O controlo de fronteiras deverá ser reposto no âmbito da realização da Jornada Mundial da Juventude (JMJ) em Lisboa, sendo que a proposta ainda será apresentada ao Governo.
A informação é avançada por Paulo Vizeu Pinheiro, secretário-geral do Sistema de Segurança Interna (SSI), em entrevista à RTP.
O responsável máximo pela segurança e proteção durante a JMJ diz que “não há um maior evento” do que este, que é “sem precedentes”, e que por isso o SSI está a “trabalhar numa extrapolação de um milhão, um milhão e meio” de visitantes ao nosso País nesse período, admitindo que “possam vir a ser mais”.
“Temos 550 mil inscritos, o que significa, regra geral, uma extrapolação para o dobro ou o triplo”, adianta o responsável.
Paulo Vizeu Pinheiro afasta que seja necessário o encerramento de fronteiras. “O que ainda estamos a analisar, e que terá de ser proposto ao Governo, é a reposição de controlos fronteiriços. As fronteiras estarão abertas, mas estarão controladas”, explicitou o responsável máximo do SSI.
O SSI, segundo adianta o responsável, “é também uma plataforma integradora, que depois passa para as entidades competentes, onde todos (GNR, Marinha, Força Aérea, PJ, …) podem cooperar [internacionalmente]”. Vizeu Pinheiro diz que a sua grande preocupação, e que tem sido atendida de forma positiva “é que todos trabalhemos juntos para esse objetivo nacional de estarmos bem também no controlo das fronteiras”
“Aquilo que eram os planeamentos e as perguntas iniciais estão a ser respondidas gradualmente”, explica, adiantando que, a manter-se a preparação, tudo irá correr bem no evento.
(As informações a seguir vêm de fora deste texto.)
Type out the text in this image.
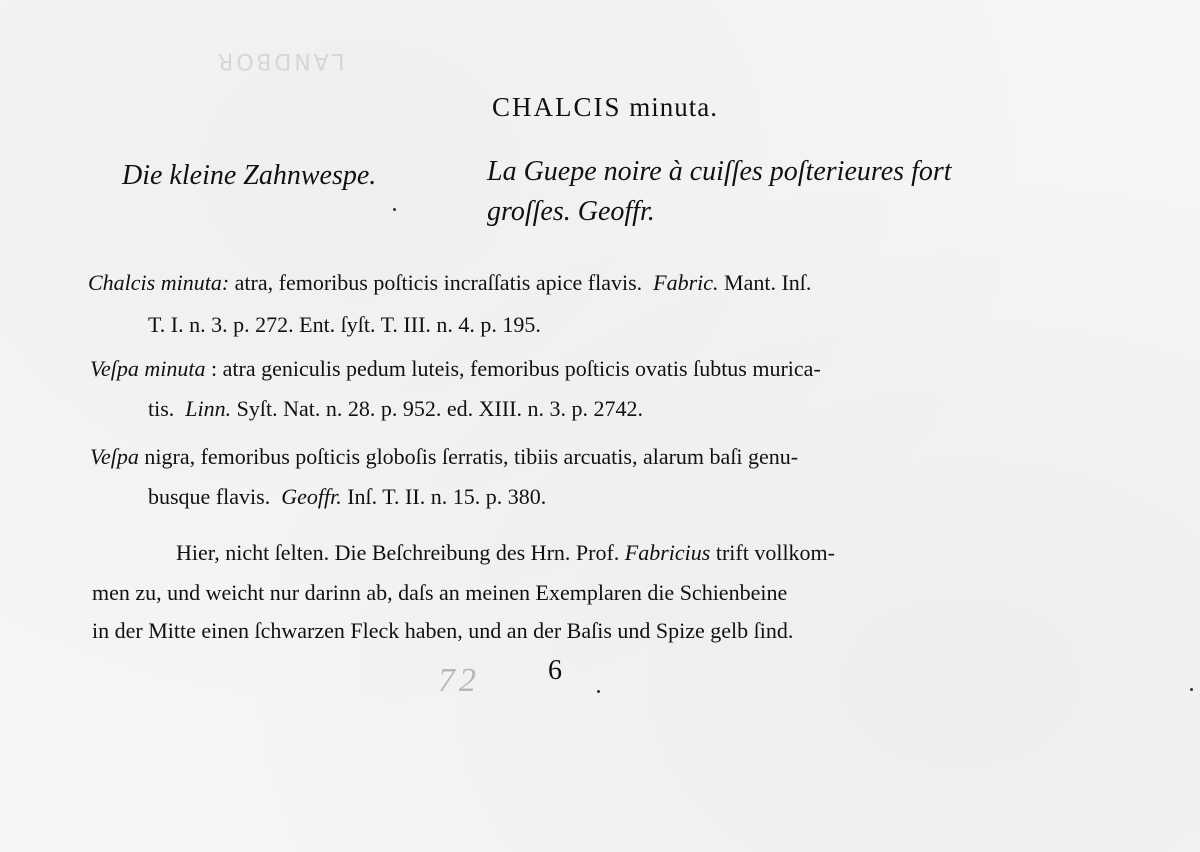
LANDBOR
CHALCIS minuta.
Die kleine Zahnwespe.	La Guepe noire à cuiſſes poſterieures fort
groſſes. Geoffr.
Chalcis minuta: atra, femoribus poſticis incraſſatis apice flavis. Fabric. Mant. Inſ.
T. I. n. 3. p. 272. Ent. ſyſt. T. III. n. 4. p. 195.
Veſpa minuta : atra geniculis pedum luteis, femoribus poſticis ovatis ſubtus murica-
tis. Linn. Syſt. Nat. n. 28. p. 952. ed. XIII. n. 3. p. 2742.
Veſpa nigra, femoribus poſticis globoſis ſerratis, tibiis arcuatis, alarum baſi genu-
busque flavis. Geoffr. Inſ. T. II. n. 15. p. 380.
Hier, nicht ſelten. Die Beſchreibung des Hrn. Prof. Fabricius trift vollkom-
men zu, und weicht nur darinn ab, daſs an meinen Exemplaren die Schienbeine
in der Mitte einen ſchwarzen Fleck haben, und an der Baſis und Spize gelb ſind.
72 6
O responsável do SSI sustenta que já foi dado contributo para o plano de mobilidade. “Depois desse plano haverá todo o planeamento que levará ao Plano Geral de Segurança, que depois se desdobra”, explicou. O plano terá uma parte que será divulgada publicamente, e outra que permanecerá secreta.
“Logo que estiver concluído faremos a divulgação do plano público, a parte não publica será do conhecimento estrito de quem tem de operar”, apontou.
Considerado o maior acontecimento da Igreja Católica, a JMJ vai realizar-se entre 01 e 06 de agosto, sendo esperadas cerca de 1,5 milhões de pessoas.
As principais cerimónias da jornada decorrem no Parque Tejo, a norte do Parque das Nações, na margem ribeirinha do Tejo, em terrenos dos concelhos de Lisboa e Loures.
A JMJ nasceu por iniciativa do Papa João Paulo II, após o sucesso do encontro promovido em 1985, em Roma, no Ano Internacional da Juventude.
A edição deste ano, que contará com o Papa Francisco, esteve inicialmente prevista para 2022, mas foi adiada devido à pandemia da covid-19.